Though the suffering courtesan occupies central stage, she is defined by male values and shaped by patriarchal parameters with the courtesan having to lead a life of emotional repression. The caged bird whose feathers are trimmed and the torn kite hanging in her courtyard operate as visual symbols for her imprisonment and curtailment of desire. The train or the patriarchal haveli are well-knit constructs in the fabric of the film. In fact, the whistle of the train is used like a leitmotif throughout the film.

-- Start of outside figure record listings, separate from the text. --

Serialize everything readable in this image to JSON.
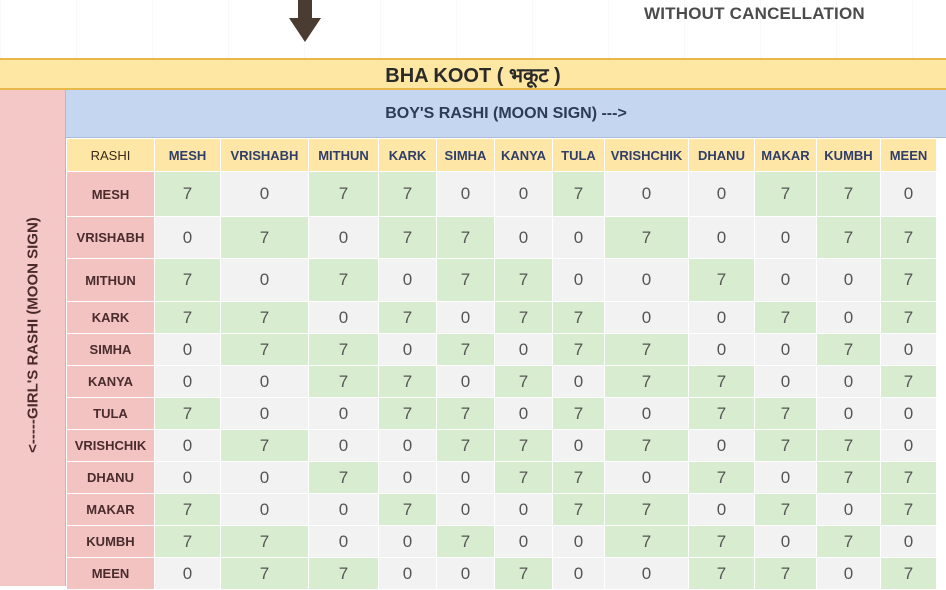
{
  "header": {
    "arrow_icon": "down-arrow-icon",
    "subtitle": "WITHOUT CANCELLATION"
  },
  "table": {
    "title": "BHA KOOT ( भकूट )",
    "column_group_label": "BOY'S RASHI (MOON SIGN) --->",
    "row_group_label": "<-----GIRL'S RASHI (MOON SIGN)",
    "corner_label": "RASHI",
    "columns": [
      "MESH",
      "VRISHABH",
      "MITHUN",
      "KARK",
      "SIMHA",
      "KANYA",
      "TULA",
      "VRISHCHIK",
      "DHANU",
      "MAKAR",
      "KUMBH",
      "MEEN"
    ],
    "rows": [
      {
        "label": "MESH",
        "values": [
          "7",
          "0",
          "7",
          "7",
          "0",
          "0",
          "7",
          "0",
          "0",
          "7",
          "7",
          "0"
        ]
      },
      {
        "label": "VRISHABH",
        "values": [
          "0",
          "7",
          "0",
          "7",
          "7",
          "0",
          "0",
          "7",
          "0",
          "0",
          "7",
          "7"
        ]
      },
      {
        "label": "MITHUN",
        "values": [
          "7",
          "0",
          "7",
          "0",
          "7",
          "7",
          "0",
          "0",
          "7",
          "0",
          "0",
          "7"
        ]
      },
      {
        "label": "KARK",
        "values": [
          "7",
          "7",
          "0",
          "7",
          "0",
          "7",
          "7",
          "0",
          "0",
          "7",
          "0",
          "7"
        ]
      },
      {
        "label": "SIMHA",
        "values": [
          "0",
          "7",
          "7",
          "0",
          "7",
          "0",
          "7",
          "7",
          "0",
          "0",
          "7",
          "0"
        ]
      },
      {
        "label": "KANYA",
        "values": [
          "0",
          "0",
          "7",
          "7",
          "0",
          "7",
          "0",
          "7",
          "7",
          "0",
          "0",
          "7"
        ]
      },
      {
        "label": "TULA",
        "values": [
          "7",
          "0",
          "0",
          "7",
          "7",
          "0",
          "7",
          "0",
          "7",
          "7",
          "0",
          "0"
        ]
      },
      {
        "label": "VRISHCHIK",
        "values": [
          "0",
          "7",
          "0",
          "0",
          "7",
          "7",
          "0",
          "7",
          "0",
          "7",
          "7",
          "0"
        ]
      },
      {
        "label": "DHANU",
        "values": [
          "0",
          "0",
          "7",
          "0",
          "0",
          "7",
          "7",
          "0",
          "7",
          "0",
          "7",
          "7"
        ]
      },
      {
        "label": "MAKAR",
        "values": [
          "7",
          "0",
          "0",
          "7",
          "0",
          "0",
          "7",
          "7",
          "0",
          "7",
          "0",
          "7"
        ]
      },
      {
        "label": "KUMBH",
        "values": [
          "7",
          "7",
          "0",
          "0",
          "7",
          "0",
          "0",
          "7",
          "7",
          "0",
          "7",
          "0"
        ]
      },
      {
        "label": "MEEN",
        "values": [
          "0",
          "7",
          "7",
          "0",
          "0",
          "7",
          "0",
          "0",
          "7",
          "7",
          "0",
          "7"
        ]
      }
    ]
  },
  "colors": {
    "title_bg": "#fde7a2",
    "boy_header_bg": "#c5d7f0",
    "girl_col_bg": "#f3c8c6",
    "cell_seven_bg": "#d8ecd0",
    "cell_zero_bg": "#f2f2f2"
  }
}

Ghulam Mohammed's music is one of the all time great scores in Indian Cinema. Pakeezah reaffirms his great talent and it is sad he did not get his due in the Hindi Film Industry in spite of brilliant work in films like Mirza Ghalib (1954) and Shama (1961) besides Pakeezah. Sadly, he did not live to enjoy the efforts of his labour in Pakeezah and Naushad finally completed the music score. The other factor of course which lifts Pakeezah way above the ordinary is Meena Kumari's stunning performance in the dual role of Nargis and Sahibjaan in the film.

Pakeezah finally released in February 1972 and opened to just a lukewarm response but after the death of Meena Kumari on 31st March, 1972, the film went on to become a huge success at the box-office and has since acquired major cult status as well.